— А электростанция какая из себя? — спрашивал я.

— Да так, с виду не очень интересная, машина как машина. Интересно будет, когда заработает да осветит. А сейчас что…

Вскоре после того как электростанция благополучно прибыла в наш город и ее временно сложили в саран, Сергей Леонидович уехал в командировку в Москву закупать все необходимое для освещения нардом а.

А мы тем временем принялись расставлять в нардоме вещи, привезенные из музея Имеретинской. Мебель расставили по комнатам. А в фойе поставили еще скульптуру и по стенам развесили картины.

Увы, мы, молодежь, тогда просто не понимали, какими сокровищами искусства мы украшаем наш нардом. Вспоминая теперь все это, я с уверенностью могу сказать, что ни в одном нашем театре нет таких картин, какими были украшены стены фойе. Тут были подлинники многих лучших мастеров, в том числе Шишкина, Айвазовского и многих иностранных художников, имена которых я не знал. Вспоминаются мне чудесные виды Италии, море, горы вдали, все залито солнцем. Но более точно вспомнить, что там было изображено, а тем более имена авторов, я не могу.
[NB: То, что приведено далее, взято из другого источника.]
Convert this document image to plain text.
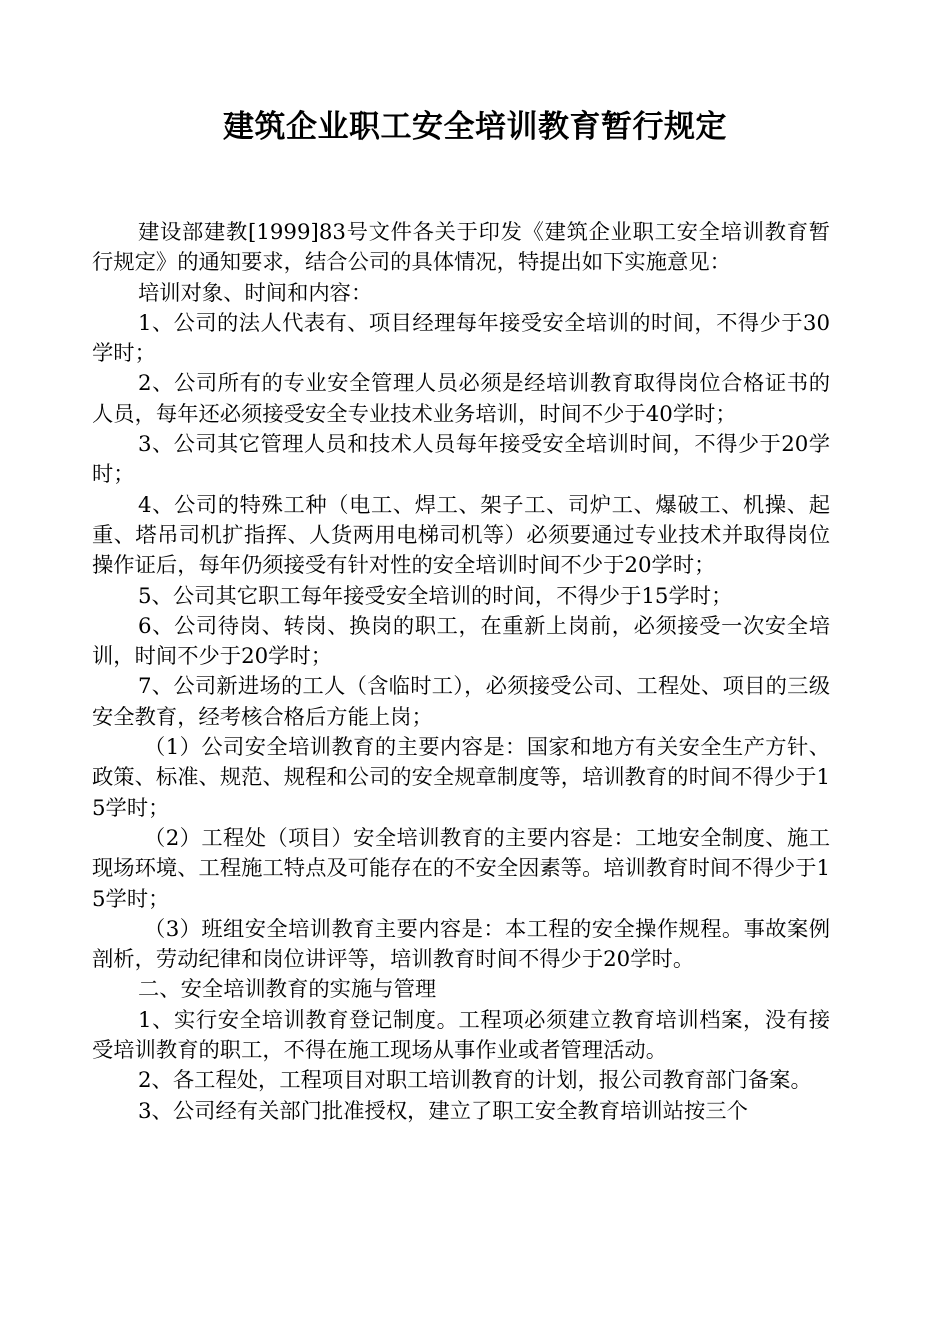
建筑企业职工安全培训教育暂行规定

建设部建教[1999]83号文件各关于印发《建筑企业职工安全培训教育暂行规定》的通知要求，结合公司的具体情况，特提出如下实施意见：

培训对象、时间和内容：

1、公司的法人代表有、项目经理每年接受安全培训的时间，不得少于30学时；

2、公司所有的专业安全管理人员必须是经培训教育取得岗位合格证书的人员，每年还必须接受安全专业技术业务培训，时间不少于40学时；

3、公司其它管理人员和技术人员每年接受安全培训时间，不得少于20学时；

4、公司的特殊工种（电工、焊工、架子工、司炉工、爆破工、机操、起重、塔吊司机扩指挥、人货两用电梯司机等）必须要通过专业技术并取得岗位操作证后，每年仍须接受有针对性的安全培训时间不少于20学时；

5、公司其它职工每年接受安全培训的时间，不得少于15学时；

6、公司待岗、转岗、换岗的职工，在重新上岗前，必须接受一次安全培训，时间不少于20学时；

7、公司新进场的工人（含临时工），必须接受公司、工程处、项目的三级安全教育，经考核合格后方能上岗；

（1）公司安全培训教育的主要内容是：国家和地方有关安全生产方针、政策、标准、规范、规程和公司的安全规章制度等，培训教育的时间不得少于15学时；

（2）工程处（项目）安全培训教育的主要内容是：工地安全制度、施工现场环境、工程施工特点及可能存在的不安全因素等。培训教育时间不得少于15学时；

（3）班组安全培训教育主要内容是：本工程的安全操作规程。事故案例剖析，劳动纪律和岗位讲评等，培训教育时间不得少于20学时。

二、安全培训教育的实施与管理

1、实行安全培训教育登记制度。工程项必须建立教育培训档案，没有接受培训教育的职工，不得在施工现场从事作业或者管理活动。

2、各工程处，工程项目对职工培训教育的计划，报公司教育部门备案。

3、公司经有关部门批准授权，建立了职工安全教育培训站按三个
Забегая вперед, должен со стыдом и грустью сказать, что постепенно все эти ценности куда-то пропали. Никто их особенно не хранил, и никто за них не отвечал. Так, разошлись по рукам… Впрочем, все это случилось уже несколько лет спустя, когда все к этим картинам давно уже пригляделись, перестали на них обращать внимание. Но тогда, когда они были только что развешаны, это произвело на всех нас незабываемое впечатление.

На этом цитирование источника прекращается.